GeoCombine Aardvark Support

Identify Aardvark implications for GeoCombine.

[x] update geocombine rake task to account for aardvark (The geocombine:index rake task has a hard-coded layer_id_s field statement. That field is changed to gbl_wxsIdentifier_s in Aardvark.) (addressed by https://github.com/OpenGeoMetadata/GeoCombine/commit/f05d3441ac9efa8c1d2f68ac3c050b02c0002f79)
[ ] update GeoblacklightHarvester to account for aardvark (layer_slug_s and dc_source_s is present in spec/lib/geo_blacklight_harvester_spec.rb)
[x] #121
[ ] #142
[ ] #156
[x] https://github.com/OpenGeoMetadata/GeoCombine/pull/163

Aug 31 '21 15:08 ewlarson

Do we want two separate rake tasks (geocombine:index-aardvark and geocombine:index)? Will mixed ingesting work in a front end?

Feb 14 '22 20:02 dl-maura

Do we want two separate rake tasks (geocombine:index-aardvark and geocombine:index)? Will mixed ingesting work in a front end?

I would also like to know this. Being able to ingest both Aardvark and 1.0 records would be really useful for our case.

Jan 29 '24 22:01 srappel

Do we want two separate rake tasks (geocombine:index-aardvark and geocombine:index)? Will mixed ingesting work in a front end?

Nope – you just need to set an environment variable. To index Aardvark records, you can set:

SCHEMA_VERSION='Aardvark' bundle exec rake geocombine:index

For 1.0 records, you don't need to do anything, since it is the default – although #163 proposes changing that, since Aardvark should really be the default now. You can force it to use 1.0 with:

SCHEMA_VERSION='1.0' bundle exec rake geocombine:index

Jan 29 '24 23:01 thatbudakguy

Thanks for the reply. Now that the Schema V1 to Aardvark migrator is working, I wonder if it would be possible to ingest 1.0 records and migrate them to Aardvark. For example, our instance uses Aarvark, but I would like to ingest 1.0 records from other portals and have them be migrated to Aardvark automatically. What would it take to add that functionality?

Jan 30 '24 14:01 srappel

I think the way I'd do that is to write a small script or rake task (probably we could even make it part of GeoCombine later) that takes a path to directory as its argument (most likely the cloned OpenGeoMetadata repo for one institution). You could add methods to or adapt the GeoCombine::Harvester class for this, or update the V1AardvarkMigrator to work on whole directories.

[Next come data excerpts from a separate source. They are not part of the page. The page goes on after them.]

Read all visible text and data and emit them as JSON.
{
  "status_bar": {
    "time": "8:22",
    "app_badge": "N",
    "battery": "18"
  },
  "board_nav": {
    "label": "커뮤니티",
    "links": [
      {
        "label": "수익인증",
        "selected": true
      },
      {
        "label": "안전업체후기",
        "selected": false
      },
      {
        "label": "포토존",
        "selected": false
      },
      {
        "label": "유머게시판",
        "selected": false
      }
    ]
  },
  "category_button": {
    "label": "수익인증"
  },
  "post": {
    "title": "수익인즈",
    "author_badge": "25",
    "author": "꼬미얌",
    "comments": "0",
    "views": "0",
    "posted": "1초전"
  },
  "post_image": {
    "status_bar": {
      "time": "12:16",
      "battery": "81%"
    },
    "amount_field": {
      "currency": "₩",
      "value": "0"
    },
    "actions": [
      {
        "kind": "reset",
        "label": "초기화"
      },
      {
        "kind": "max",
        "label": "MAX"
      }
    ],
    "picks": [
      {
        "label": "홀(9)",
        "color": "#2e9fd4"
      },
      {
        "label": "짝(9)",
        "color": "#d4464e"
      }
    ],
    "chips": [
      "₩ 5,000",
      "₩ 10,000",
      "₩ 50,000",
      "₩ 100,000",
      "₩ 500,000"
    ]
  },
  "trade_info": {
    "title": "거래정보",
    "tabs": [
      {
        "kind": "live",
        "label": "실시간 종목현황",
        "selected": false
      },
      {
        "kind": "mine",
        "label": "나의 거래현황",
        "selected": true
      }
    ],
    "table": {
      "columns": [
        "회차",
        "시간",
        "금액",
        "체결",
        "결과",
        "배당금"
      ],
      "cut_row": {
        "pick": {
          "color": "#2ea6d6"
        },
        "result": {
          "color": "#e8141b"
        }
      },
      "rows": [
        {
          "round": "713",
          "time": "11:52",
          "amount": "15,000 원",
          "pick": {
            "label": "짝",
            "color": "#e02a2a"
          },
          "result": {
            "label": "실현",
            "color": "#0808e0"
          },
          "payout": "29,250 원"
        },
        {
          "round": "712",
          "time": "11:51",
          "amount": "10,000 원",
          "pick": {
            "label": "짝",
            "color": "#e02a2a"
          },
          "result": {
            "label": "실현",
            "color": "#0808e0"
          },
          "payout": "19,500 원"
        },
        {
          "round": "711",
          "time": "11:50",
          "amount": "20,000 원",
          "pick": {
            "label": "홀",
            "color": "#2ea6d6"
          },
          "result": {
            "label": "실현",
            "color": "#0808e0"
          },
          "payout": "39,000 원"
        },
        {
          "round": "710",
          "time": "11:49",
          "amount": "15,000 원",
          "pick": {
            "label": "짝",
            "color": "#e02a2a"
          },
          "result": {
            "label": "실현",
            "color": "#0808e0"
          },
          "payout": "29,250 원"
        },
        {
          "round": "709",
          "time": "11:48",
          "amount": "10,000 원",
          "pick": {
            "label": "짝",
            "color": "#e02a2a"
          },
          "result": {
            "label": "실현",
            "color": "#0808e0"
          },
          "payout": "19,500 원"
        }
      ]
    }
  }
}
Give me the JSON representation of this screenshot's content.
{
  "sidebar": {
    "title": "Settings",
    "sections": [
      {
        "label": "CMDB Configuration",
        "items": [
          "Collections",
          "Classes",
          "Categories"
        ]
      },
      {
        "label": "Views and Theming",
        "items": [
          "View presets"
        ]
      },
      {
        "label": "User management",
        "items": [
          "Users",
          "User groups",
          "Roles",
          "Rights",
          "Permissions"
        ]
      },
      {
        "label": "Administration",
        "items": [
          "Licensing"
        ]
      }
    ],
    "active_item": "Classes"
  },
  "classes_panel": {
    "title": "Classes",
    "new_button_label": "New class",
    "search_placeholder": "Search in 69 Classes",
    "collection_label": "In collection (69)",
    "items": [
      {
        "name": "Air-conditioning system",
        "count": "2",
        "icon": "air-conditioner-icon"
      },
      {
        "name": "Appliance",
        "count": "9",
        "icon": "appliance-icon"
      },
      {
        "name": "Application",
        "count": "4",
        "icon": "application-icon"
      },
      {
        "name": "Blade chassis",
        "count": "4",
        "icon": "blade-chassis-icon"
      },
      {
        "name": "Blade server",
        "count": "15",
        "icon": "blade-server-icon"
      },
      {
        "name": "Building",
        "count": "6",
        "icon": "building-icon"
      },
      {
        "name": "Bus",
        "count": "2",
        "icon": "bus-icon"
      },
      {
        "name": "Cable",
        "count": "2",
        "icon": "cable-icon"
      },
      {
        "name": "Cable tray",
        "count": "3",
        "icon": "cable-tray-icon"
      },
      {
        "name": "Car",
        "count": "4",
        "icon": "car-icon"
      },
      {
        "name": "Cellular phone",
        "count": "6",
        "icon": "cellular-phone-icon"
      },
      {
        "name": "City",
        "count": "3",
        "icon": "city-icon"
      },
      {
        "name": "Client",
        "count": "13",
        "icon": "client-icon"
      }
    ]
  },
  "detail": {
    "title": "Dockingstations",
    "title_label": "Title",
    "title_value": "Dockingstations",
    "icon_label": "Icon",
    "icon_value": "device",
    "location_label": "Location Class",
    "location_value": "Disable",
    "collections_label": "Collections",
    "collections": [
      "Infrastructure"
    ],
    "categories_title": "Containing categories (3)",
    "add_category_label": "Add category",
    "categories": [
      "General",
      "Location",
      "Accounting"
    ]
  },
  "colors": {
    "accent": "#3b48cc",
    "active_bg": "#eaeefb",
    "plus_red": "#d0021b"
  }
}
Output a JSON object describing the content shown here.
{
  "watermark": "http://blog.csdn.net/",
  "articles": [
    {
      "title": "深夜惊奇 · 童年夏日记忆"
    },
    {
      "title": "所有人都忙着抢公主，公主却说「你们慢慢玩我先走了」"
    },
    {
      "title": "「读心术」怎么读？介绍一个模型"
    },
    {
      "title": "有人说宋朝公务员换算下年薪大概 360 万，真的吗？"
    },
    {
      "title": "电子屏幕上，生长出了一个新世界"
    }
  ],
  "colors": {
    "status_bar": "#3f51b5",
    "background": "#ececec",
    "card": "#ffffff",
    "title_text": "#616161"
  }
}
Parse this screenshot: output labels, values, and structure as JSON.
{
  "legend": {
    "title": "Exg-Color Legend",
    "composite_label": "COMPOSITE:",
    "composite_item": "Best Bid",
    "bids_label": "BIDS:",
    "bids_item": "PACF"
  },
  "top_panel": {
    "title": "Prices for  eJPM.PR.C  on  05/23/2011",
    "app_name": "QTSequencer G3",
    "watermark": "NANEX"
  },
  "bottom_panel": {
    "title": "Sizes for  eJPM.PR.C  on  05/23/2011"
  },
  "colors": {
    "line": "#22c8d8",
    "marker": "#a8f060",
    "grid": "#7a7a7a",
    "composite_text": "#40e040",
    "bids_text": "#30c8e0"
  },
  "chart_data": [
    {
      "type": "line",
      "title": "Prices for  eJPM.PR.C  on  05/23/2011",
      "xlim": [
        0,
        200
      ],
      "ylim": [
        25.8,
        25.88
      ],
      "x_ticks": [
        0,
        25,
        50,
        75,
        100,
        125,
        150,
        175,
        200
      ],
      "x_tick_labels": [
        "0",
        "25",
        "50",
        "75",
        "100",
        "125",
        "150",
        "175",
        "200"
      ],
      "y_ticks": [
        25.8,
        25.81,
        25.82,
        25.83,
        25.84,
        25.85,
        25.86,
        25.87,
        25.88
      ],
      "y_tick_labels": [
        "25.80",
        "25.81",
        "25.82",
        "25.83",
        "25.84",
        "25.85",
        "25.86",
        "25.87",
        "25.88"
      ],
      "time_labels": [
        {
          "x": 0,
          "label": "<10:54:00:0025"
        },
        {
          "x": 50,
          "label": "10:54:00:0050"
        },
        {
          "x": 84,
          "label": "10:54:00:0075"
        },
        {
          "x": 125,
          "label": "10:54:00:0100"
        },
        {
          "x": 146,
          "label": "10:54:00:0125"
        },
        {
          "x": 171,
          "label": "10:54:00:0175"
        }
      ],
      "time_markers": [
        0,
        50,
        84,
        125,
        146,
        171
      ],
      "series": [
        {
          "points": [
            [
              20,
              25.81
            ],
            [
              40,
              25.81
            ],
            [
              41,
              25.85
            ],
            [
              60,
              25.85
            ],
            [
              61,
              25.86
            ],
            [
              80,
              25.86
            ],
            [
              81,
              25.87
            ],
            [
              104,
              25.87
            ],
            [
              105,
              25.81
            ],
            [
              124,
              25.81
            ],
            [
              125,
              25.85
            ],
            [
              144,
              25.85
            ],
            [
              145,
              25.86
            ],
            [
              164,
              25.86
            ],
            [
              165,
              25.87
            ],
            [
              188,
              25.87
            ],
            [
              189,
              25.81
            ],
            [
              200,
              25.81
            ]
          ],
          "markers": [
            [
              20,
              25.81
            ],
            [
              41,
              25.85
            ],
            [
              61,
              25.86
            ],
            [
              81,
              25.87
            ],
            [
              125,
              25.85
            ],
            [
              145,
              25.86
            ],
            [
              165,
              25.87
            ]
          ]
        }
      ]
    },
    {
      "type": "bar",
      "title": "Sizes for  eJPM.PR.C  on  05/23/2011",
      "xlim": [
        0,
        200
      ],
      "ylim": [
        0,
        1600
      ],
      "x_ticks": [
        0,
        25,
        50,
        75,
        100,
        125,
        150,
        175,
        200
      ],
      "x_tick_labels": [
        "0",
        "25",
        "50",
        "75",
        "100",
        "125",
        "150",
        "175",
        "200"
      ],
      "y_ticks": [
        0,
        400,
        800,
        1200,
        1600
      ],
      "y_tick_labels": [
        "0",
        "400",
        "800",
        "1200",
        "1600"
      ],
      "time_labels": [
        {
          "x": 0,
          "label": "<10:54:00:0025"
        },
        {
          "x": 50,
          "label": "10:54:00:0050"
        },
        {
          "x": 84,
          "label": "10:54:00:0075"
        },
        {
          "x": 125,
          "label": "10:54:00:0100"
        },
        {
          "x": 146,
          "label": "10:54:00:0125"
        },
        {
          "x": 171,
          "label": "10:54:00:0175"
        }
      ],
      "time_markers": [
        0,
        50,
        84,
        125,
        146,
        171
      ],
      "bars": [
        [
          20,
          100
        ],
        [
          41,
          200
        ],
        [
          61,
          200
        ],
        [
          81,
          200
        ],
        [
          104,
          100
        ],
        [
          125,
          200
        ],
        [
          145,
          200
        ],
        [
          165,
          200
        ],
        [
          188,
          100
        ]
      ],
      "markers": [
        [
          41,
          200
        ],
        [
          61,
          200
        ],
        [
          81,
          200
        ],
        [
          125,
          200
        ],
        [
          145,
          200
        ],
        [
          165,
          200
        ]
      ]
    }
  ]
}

The task would need to make two passes:

visit all the v1 records in the repository to build a collection ID map. if the record has a dct_partOf_sm set, add its value to the keys (collection names). if the record has a dc_type_s of Collection, add its layer_slug_s as the value for the key that matches its dc_title_s (collection layer ids).

id_map = {
  'My Collection 1' => 'institution:my-collection-1',
  'My Collection 2' => 'institution:my-collection-2'
}

convert all the v1 records in the repository to Aardvark, using the V1AardvarkMigrator and passing in the collection ID map from step 1. you could save the resulting aardvark JSON file next to the v1 file it was generated from, perhaps with a suffix like -aardvark.json, or put all of it into a new directory (either is fine for the indexer).

If you do it this way, you can just use rake geocombine:index and it will see all of the new, generated Aardvark files in each institution's repository and index those.

Jan 30 '24 17:01 thatbudakguy

Per a conversation at a sprint standup meeting, we should consider updating the GeoCombine test fixture. It seems out of sync with the GeoBlacklight test fixture. Maybe that's okay, but it should probably be part of the process for adding Aardvark support generally.

Jan 30 '24 19:01 srappel

I updated the full_geoblacklight.json and full_geoblacklight_aardvark.json fixtures as part of #143, so that I could test that the migrator turns the former into the latter. If those files don't represent accurate geoblacklight documents, though, we should definitely correct that...let me know if there are any issues you find!

Jan 30 '24 19:01 thatbudakguy